RESPONDING WHEN IRAN STRIKES BACK
If history is a guide, any U.S. effort to confront Tehran will generate attacks on U.S. interests. Since 1979, the regime has struck at U.S. targets directly or through surrogates on multiple occasions, from Kuwait, Lebanon, and Yemen to a thwarted plot in Georgetown. Two examples are particularly relevant: the 1996 Khobar Towers bombing in Saudi Arabia, which killed nineteen American servicemen, and the summer 2011 spurt of targeted killings that took the lives of another sixteen soldiers in Iraq.
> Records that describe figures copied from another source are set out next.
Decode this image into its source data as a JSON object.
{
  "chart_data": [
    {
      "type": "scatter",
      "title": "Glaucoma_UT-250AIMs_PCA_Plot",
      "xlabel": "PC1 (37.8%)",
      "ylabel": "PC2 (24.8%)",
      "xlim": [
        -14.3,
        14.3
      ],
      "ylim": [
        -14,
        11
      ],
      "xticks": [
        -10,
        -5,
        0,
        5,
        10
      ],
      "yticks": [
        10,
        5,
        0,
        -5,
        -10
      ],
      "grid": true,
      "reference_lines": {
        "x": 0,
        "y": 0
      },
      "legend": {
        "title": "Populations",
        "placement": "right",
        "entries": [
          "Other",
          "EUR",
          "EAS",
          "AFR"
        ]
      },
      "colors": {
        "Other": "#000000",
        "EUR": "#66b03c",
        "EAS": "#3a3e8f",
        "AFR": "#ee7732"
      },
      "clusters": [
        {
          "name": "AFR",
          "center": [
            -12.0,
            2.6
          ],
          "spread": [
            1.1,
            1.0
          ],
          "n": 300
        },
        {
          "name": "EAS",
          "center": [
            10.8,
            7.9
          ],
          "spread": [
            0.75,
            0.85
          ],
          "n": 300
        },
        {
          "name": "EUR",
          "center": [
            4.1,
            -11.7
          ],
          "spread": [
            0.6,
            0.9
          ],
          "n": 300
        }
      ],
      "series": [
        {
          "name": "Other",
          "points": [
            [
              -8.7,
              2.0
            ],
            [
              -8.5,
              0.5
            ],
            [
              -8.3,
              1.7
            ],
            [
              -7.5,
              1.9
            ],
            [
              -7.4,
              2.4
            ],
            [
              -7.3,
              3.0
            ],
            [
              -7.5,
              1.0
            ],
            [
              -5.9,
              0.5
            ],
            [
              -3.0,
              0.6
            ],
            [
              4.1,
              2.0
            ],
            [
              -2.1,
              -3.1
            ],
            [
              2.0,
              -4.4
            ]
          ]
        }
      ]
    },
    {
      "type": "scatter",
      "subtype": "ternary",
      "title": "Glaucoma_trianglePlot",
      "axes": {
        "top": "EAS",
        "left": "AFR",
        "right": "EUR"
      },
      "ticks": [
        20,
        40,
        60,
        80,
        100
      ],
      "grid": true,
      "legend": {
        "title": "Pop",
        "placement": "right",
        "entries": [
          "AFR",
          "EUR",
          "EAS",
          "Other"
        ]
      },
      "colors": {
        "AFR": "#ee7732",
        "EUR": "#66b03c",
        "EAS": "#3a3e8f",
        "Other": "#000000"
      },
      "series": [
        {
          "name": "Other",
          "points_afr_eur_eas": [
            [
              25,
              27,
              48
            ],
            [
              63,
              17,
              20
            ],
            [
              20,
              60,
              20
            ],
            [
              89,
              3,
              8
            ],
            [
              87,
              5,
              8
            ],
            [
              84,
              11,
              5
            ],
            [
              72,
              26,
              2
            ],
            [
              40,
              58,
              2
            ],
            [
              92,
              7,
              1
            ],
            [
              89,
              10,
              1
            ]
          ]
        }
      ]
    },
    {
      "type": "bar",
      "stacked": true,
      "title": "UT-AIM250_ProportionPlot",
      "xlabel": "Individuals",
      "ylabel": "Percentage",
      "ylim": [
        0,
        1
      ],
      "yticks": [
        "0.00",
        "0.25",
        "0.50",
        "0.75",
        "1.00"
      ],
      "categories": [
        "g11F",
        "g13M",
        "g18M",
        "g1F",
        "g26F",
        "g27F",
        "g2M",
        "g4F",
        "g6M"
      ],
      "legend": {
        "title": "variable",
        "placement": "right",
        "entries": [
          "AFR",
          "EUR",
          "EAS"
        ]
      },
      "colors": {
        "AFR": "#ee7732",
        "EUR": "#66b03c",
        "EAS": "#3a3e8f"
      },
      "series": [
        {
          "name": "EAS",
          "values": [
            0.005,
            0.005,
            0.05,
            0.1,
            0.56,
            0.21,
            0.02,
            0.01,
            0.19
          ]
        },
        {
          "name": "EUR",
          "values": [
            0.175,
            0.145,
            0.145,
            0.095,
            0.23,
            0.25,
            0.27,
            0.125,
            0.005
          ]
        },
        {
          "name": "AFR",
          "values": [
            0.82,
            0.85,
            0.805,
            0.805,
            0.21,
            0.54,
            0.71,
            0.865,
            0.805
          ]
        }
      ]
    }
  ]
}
In response, Washington has either eschewed obvious retaliation or taken action against surrogates outside Iran with mixed results. U.S. officials need to determine in advance how they will react if Iran pushes back against U.S. containment efforts, and in particular if Washington will continue the policy of not striking back at Iran directly.
COMMUNICATING WITH TEHRAN
Technical communications with Iran remain limited (e.g., between forces in the Persian Gulf). But Washington needs to consider whether -- and if so, under what conditions and for what purpose -- it should communicate "politically" with Iran, bearing in mind that the Bush administration did so in Iraq. It would also need to decide with whom to communicate: Foreign Minister Zarif, or the shadowy Qods Force commander Qasem Soleimani, who is largely responsible for carrying out Iran's regional policies? Would such contacts be open or secret, as they were initially with the Obama administration? Would they be brokered by a third party, and if so, who? Would Iran even be willing to engage in such dialogue, and at what price? Finally, what end would these talks serve?
However the administration answers these questions, it must ensure that its overall goals and specific intentions are made known in some way to the Iranian leadership. The risk of misunderstanding and resulting escalation will remain high in U.S.-Iranian relations.
KEEPING THE ANTI-IRAN ALLIANCE STRONG
The military, economic, and diplomatic power of any anti-Iran alliance among the United States, European allies, and most of the Middle East is extraordinary, and far greater than Iran's capabilities, even including Russian military forces in the region. But this power is more potential than real, so Washington should prioritize strengthening it, tailoring U.S. responses to Iranian actions in order to maximize their potential. With European allies and international organizations, particularly the UN, this means clarity on what the United States wants to achieve with Iran, and a certain respect for international agreements and protocols that are taken much more seriously outside than inside the United States. With regional partners, the main risk is diversion of effort into internecine spats. The Saudi-Emirati-Egyptian political campaign against Qatar, Iraqi Kurdistan leader Masoud Barzani's push for independence, and the dispute between the United States and Turkey over the Syrian Kurdish Democratic Union Party (PYD) are examples of such disunity and disagreements.
James F. Jeffrey, the Philip Solondz Distinguished Fellow at The Washington Institute, is former U.S. ambassador to Turkey, Iraq, and Albania.